Çömelmiş Ren ve Ruby'ye ifadesiz bir yüzle bakan Zeng sordu.
"Patron... o senin patronun mu? Onun emirlerini de uygulamak zorunda mıyım?"
"
"*PFFT*"
"*PFFT*"
Bu noktada gözle görülür şekilde titremeye başlayan Ren'i ve Ruby ile Raven'ın kahkahalarını görmezden gelen Zeng, olabildiğince ciddi bir sesle devam etti.
"Sana sessiz olmanı söyledi... ve sen dinledin, ben de öyle düşündüm..."
Raven, Zeng'in omzuna dokunarak, konuşurken ağzını tamamen kapattı.
"Z-zeng, yeter."
Vücudundaki tüm iradesini kullanarak Ren, kahkahasını tutmaya çalışan Ruby'ye yavaşça döndü ve yüzünde geniş bir gülümseme yayıldı.

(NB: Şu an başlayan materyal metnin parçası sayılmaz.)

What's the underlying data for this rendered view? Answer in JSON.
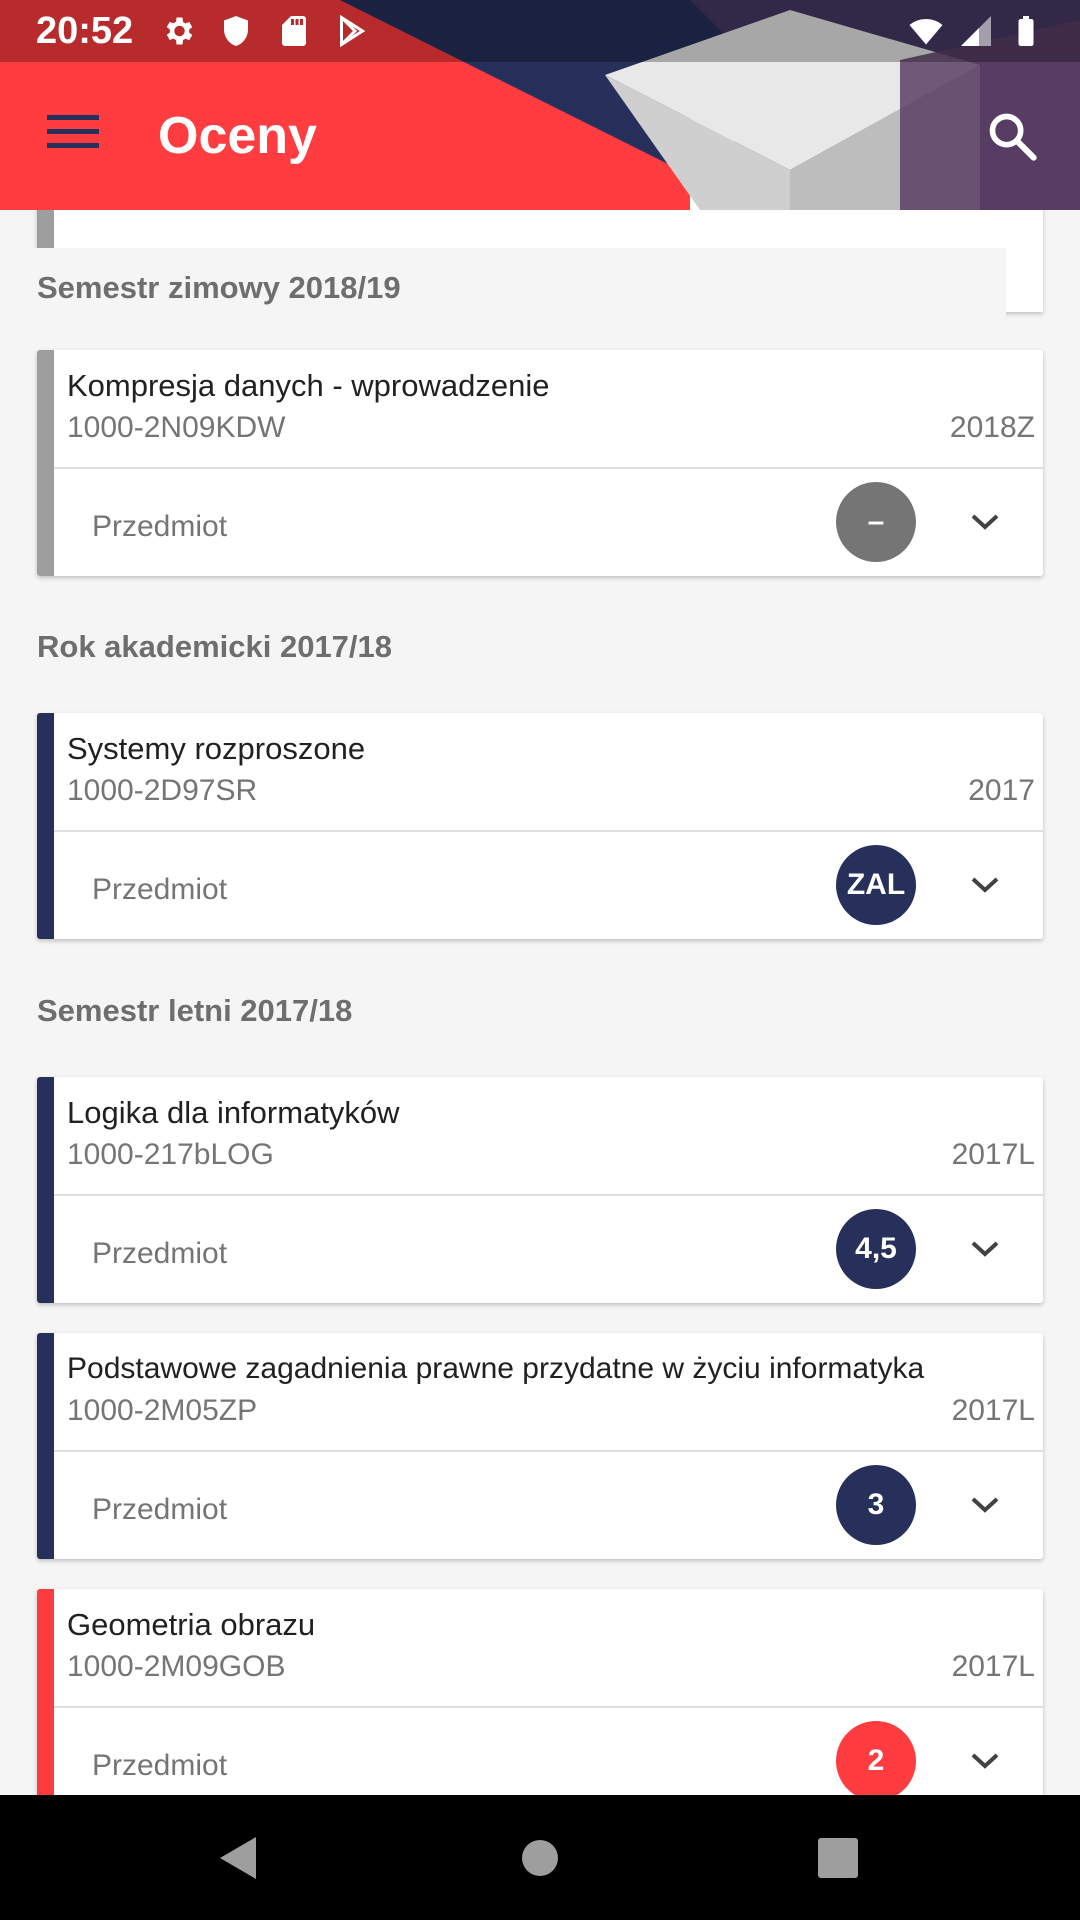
{
  "status_bar": {
    "time": "20:52",
    "left_icons": [
      "gear-icon",
      "shield-icon",
      "sd-card-icon",
      "play-store-icon"
    ],
    "right_icons": [
      "wifi-icon",
      "signal-icon",
      "battery-icon"
    ]
  },
  "app_bar": {
    "title": "Oceny",
    "menu_icon": "hamburger-menu-icon",
    "search_icon": "search-icon",
    "colors": {
      "primary": "#ff3c3f",
      "navy": "#26305a",
      "gray_accent": "#9e9e9e"
    }
  },
  "sections": [
    {
      "title": "Semestr zimowy 2018/19",
      "courses": [
        {
          "name": "Kompresja danych - wprowadzenie",
          "code": "1000-2N09KDW",
          "term": "2018Z",
          "type": "Przedmiot",
          "grade": "–",
          "accent": "#9e9e9e",
          "grade_color": "#757575"
        }
      ]
    },
    {
      "title": "Rok akademicki 2017/18",
      "courses": [
        {
          "name": "Systemy rozproszone",
          "code": "1000-2D97SR",
          "term": "2017",
          "type": "Przedmiot",
          "grade": "ZAL",
          "accent": "#26305a",
          "grade_color": "#26305a"
        }
      ]
    },
    {
      "title": "Semestr letni 2017/18",
      "courses": [
        {
          "name": "Logika dla informatyków",
          "code": "1000-217bLOG",
          "term": "2017L",
          "type": "Przedmiot",
          "grade": "4,5",
          "accent": "#26305a",
          "grade_color": "#26305a"
        },
        {
          "name": "Podstawowe zagadnienia prawne przydatne w życiu informatyka",
          "code": "1000-2M05ZP",
          "term": "2017L",
          "type": "Przedmiot",
          "grade": "3",
          "accent": "#26305a",
          "grade_color": "#26305a"
        },
        {
          "name": "Geometria obrazu",
          "code": "1000-2M09GOB",
          "term": "2017L",
          "type": "Przedmiot",
          "grade": "2",
          "accent": "#ff3c3f",
          "grade_color": "#ff3c3f"
        }
      ]
    }
  ],
  "nav_bar": {
    "back_icon": "back-triangle-icon",
    "home_icon": "home-circle-icon",
    "recents_icon": "recents-square-icon"
  }
}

Şu anda şehirleri yok edebilecek ve milyonlarca insanı öldürebilecek mistik bir canavar serbestçe dolaşıyor olabilirdi, ama Ren'in takım arkadaşları ona gülüyor ve şakalar yapıyordu.
Her saniye çok önemliydi.
Eğer mahzende bir kavga çıkmışsa ve Ren geç kalırsa, mistik canavar serbest kalabilirdi.
Yine de... burada, güvendiği takım arkadaşları ve arkadaşları gülüyordu.

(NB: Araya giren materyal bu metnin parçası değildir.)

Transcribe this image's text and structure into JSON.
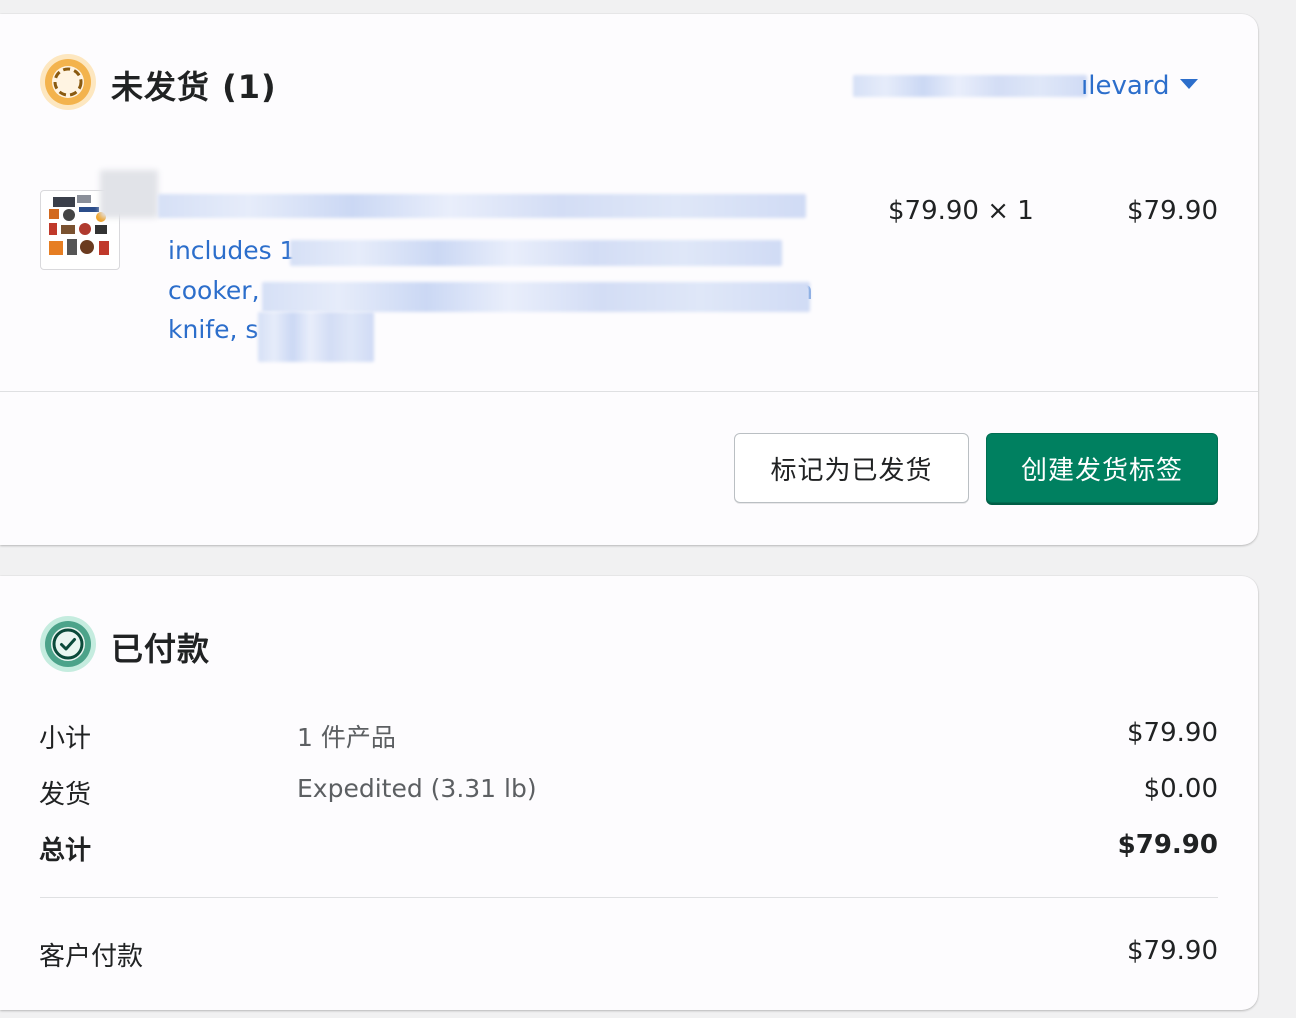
{
  "colors": {
    "primary_green": "#008060",
    "link_blue": "#2c6ecb",
    "unfulfilled_ring": "#f3b34d",
    "paid_ring": "#4ca38a"
  },
  "unfulfilled": {
    "icon": "progress-circle-icon",
    "title": "未发货 (1)",
    "location_partial": "ılevard",
    "location_icon": "chevron-down-icon",
    "item": {
      "desc_lines": [
        "includes 1",
        "cooker,",
        "knife, s"
      ],
      "desc_trailing": "ın",
      "unit_price": "$79.90 × 1",
      "total": "$79.90"
    },
    "buttons": {
      "mark_fulfilled": "标记为已发货",
      "create_label": "创建发货标签"
    }
  },
  "paid": {
    "icon": "check-circle-icon",
    "title": "已付款",
    "rows": [
      {
        "label": "小计",
        "detail": "1 件产品",
        "amount": "$79.90"
      },
      {
        "label": "发货",
        "detail": "Expedited (3.31 lb)",
        "amount": "$0.00"
      },
      {
        "label": "总计",
        "detail": "",
        "amount": "$79.90"
      }
    ],
    "customer_paid": {
      "label": "客户付款",
      "amount": "$79.90"
    }
  }
}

Ağzını yavaşça açan Ren, her bir heceyi sakin bir şekilde telaffuz etti.
"Ee Ruby... beni içeri sokmak için planın ne?"
Sakinliğini yeniden kazanan Ruby, bir an tereddüt ettikten sonra aşağıyı işaret etti.

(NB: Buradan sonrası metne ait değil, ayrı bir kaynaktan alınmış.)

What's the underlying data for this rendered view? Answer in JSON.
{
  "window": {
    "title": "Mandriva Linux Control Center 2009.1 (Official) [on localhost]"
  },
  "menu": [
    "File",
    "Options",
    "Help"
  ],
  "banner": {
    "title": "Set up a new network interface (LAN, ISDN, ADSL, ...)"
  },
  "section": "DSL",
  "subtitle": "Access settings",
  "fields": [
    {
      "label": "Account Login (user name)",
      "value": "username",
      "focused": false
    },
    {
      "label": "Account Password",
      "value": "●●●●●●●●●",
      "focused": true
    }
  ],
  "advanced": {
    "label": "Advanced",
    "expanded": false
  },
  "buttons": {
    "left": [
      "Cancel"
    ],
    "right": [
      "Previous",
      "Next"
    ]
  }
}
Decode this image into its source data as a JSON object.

Ruby'nin bakışını takip eden Ren, yere yayılmış düzinelerce cin cesedini hemen fark etti.
Ren'in cin cesetlerini fark ettiğini gören Ruby, "Onların kıyafetleri..." dedi.
"Giysileri..."
Bazı cinler, yeraltının karanlığına uyum sağlamak için düz siyah giysiler giymişti.
Ancak bazı cinler, özellikle, farklı türde giysiler giyiyordu.
Çok tanıdık bir giysi türüydü.
İlginç bir gerçek: Akademi öğrencileri, akademi profesörleri ve akademi yöneticilerinin üniformaları birbirine çok benziyordu, bu yüzden kişinin yaşına dikkat etmezseniz, onları birbirleriyle karıştırabilirdiniz.
Akademi yöneticilerinin üniformalarını giyen cinler, yeraltı mekanının girişine en yakın yerde yatıyorlardı.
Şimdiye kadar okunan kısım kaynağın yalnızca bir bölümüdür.